All efforts to teach about the history of racism are “CRT”… all efforts to promote diversity are “DEI”… part of some anti-American conspiracy to undermine the “real Americans.”
My high school daughter (who is Asian, we are an inter-racial family), recently spoke at a school board meeting about the importance of continuing funding for the school’s DEI officer. She spoke eloquently, did not villainize anyone. Only spoke to her own experience with microaggressions. After my wife posted a video of the speech on facebook, we received a nasty note from a right-wing acquaintance, accusing my daughter of being a racist, saying he could never respect my daughter again, that we were horrible parents for letting her support DEI initiatives…
There is anger, some are stoking that anger for political gain, turning the very phrase “DEI” on its head.
Why does Florida fund a college with so few students to begin with? Is this a good use of public funds for a couple of hundred kids?
Hardly.
The State of Florida would be within its legal rights to just shut the place down. If they cared to, they could attempt to justify this to the public by noting its failure to attract the kind of students it set out to attract, gain any traction in the marketplace, increase enrollment, or start to achieve any sort of ROI on the outsized resources the State gives the place per student. The State also has the right, should it choose to do so, to make NCF into any type of learning environment it wants, subject to First Amendment concerns. They can cut DEI programs. They can kill African-American Studies and replace it with a new department of WASP Studies. They can purge the school of departments they find traditionally employ more liberal professors and researchers. The market and voting public can react how they want, and people can criticize the direction the school takes as a joke should they choose to.

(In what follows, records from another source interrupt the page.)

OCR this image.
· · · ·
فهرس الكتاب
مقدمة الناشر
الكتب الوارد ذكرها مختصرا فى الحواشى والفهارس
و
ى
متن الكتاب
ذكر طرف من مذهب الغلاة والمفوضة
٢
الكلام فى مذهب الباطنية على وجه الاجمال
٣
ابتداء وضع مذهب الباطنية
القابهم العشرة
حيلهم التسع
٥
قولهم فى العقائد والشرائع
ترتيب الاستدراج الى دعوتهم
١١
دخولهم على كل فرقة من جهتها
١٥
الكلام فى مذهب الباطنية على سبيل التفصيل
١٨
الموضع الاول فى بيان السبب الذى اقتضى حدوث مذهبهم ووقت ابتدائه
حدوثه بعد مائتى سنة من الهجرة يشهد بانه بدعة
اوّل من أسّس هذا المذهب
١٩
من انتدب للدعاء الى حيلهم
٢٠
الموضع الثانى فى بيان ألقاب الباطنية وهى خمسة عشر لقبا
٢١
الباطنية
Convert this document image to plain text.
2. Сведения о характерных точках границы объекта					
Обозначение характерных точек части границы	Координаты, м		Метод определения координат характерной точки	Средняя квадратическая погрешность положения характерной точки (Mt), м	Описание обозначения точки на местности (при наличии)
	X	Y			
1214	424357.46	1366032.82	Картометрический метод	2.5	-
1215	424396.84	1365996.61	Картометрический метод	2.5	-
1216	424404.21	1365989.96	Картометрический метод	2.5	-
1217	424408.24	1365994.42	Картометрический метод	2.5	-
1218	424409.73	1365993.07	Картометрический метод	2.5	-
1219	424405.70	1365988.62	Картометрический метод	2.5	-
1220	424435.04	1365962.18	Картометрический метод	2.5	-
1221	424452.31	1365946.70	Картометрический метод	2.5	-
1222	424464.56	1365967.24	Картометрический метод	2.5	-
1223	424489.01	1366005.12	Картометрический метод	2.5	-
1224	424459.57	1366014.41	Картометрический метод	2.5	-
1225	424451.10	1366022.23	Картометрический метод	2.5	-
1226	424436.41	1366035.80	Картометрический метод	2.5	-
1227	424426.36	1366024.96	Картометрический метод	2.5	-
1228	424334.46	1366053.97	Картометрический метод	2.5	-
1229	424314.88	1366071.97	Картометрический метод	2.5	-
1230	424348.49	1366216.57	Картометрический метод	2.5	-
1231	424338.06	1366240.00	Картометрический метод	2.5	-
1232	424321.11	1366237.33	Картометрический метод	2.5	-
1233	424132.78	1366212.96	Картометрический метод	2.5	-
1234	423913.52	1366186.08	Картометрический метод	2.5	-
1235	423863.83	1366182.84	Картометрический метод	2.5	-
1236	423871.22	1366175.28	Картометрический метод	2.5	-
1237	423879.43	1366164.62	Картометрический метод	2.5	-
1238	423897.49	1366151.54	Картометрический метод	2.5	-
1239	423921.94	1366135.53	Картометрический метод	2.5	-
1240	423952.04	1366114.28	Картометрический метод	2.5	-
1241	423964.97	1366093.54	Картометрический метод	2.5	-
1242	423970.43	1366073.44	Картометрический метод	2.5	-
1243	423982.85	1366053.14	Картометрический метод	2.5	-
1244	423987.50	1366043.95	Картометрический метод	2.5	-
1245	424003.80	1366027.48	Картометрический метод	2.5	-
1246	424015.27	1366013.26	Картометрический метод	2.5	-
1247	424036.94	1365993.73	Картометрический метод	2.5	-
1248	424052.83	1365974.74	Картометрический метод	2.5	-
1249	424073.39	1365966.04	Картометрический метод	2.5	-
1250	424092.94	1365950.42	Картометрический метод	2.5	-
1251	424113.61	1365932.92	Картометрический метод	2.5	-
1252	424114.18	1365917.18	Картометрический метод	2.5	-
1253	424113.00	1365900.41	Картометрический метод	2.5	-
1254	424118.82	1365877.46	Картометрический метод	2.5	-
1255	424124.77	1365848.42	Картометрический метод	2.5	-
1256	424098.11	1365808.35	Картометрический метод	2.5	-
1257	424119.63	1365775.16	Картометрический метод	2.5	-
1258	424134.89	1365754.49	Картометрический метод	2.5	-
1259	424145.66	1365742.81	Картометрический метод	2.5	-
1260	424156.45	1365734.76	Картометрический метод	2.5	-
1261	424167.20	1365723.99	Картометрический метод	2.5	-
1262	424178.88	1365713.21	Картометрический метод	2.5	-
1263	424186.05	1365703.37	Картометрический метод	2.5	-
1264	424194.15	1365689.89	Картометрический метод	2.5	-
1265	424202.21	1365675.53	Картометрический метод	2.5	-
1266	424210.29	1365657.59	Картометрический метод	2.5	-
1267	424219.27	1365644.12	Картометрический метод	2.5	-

But what’s actually happening here is nothing more than Ron DeSantis using NCF as a culture war plaything. He’ll likely shut it down or merge it into the UF system. But when he does, he won’t claim that it’s because it’s been a poor use of the State’s money (his legitimate prerogative and a not crazy conclusion to the NCF story arc). Instead, he’ll blame it on “wokeness” and use it as coin for his political ambition. Or, he’ll keep it open, kick out the “woke” people and claim victory for the same purposes. It’s a nice canvas for his presidential aspirations. He can’t lose on that front, even if a substantial portion of current students leave and they find no market for their new model and the whole thing collapses. He’ll be gone by then, anyway.
In the meantime, though, he’s seeded the place with people with zero academic background. Primary among them is Chris Rufo, a propogandist with no relevant experience. He’s the person most responsible for the proliferation of idiots running around yelling about “CRT” without the faintest idea what it even means. Just yesterday he was whining about kids “feeling bad” if they learn about white privilege. They also put a right wing grifter, who’d previously been rejected by FSU due to his utter lack of credentials in academia, in place as the new president. This is in no way “taking academics back to academics.” It’s replacing serious people with apparatchiks.
Does any other state run a public college for 600 students? What a waste.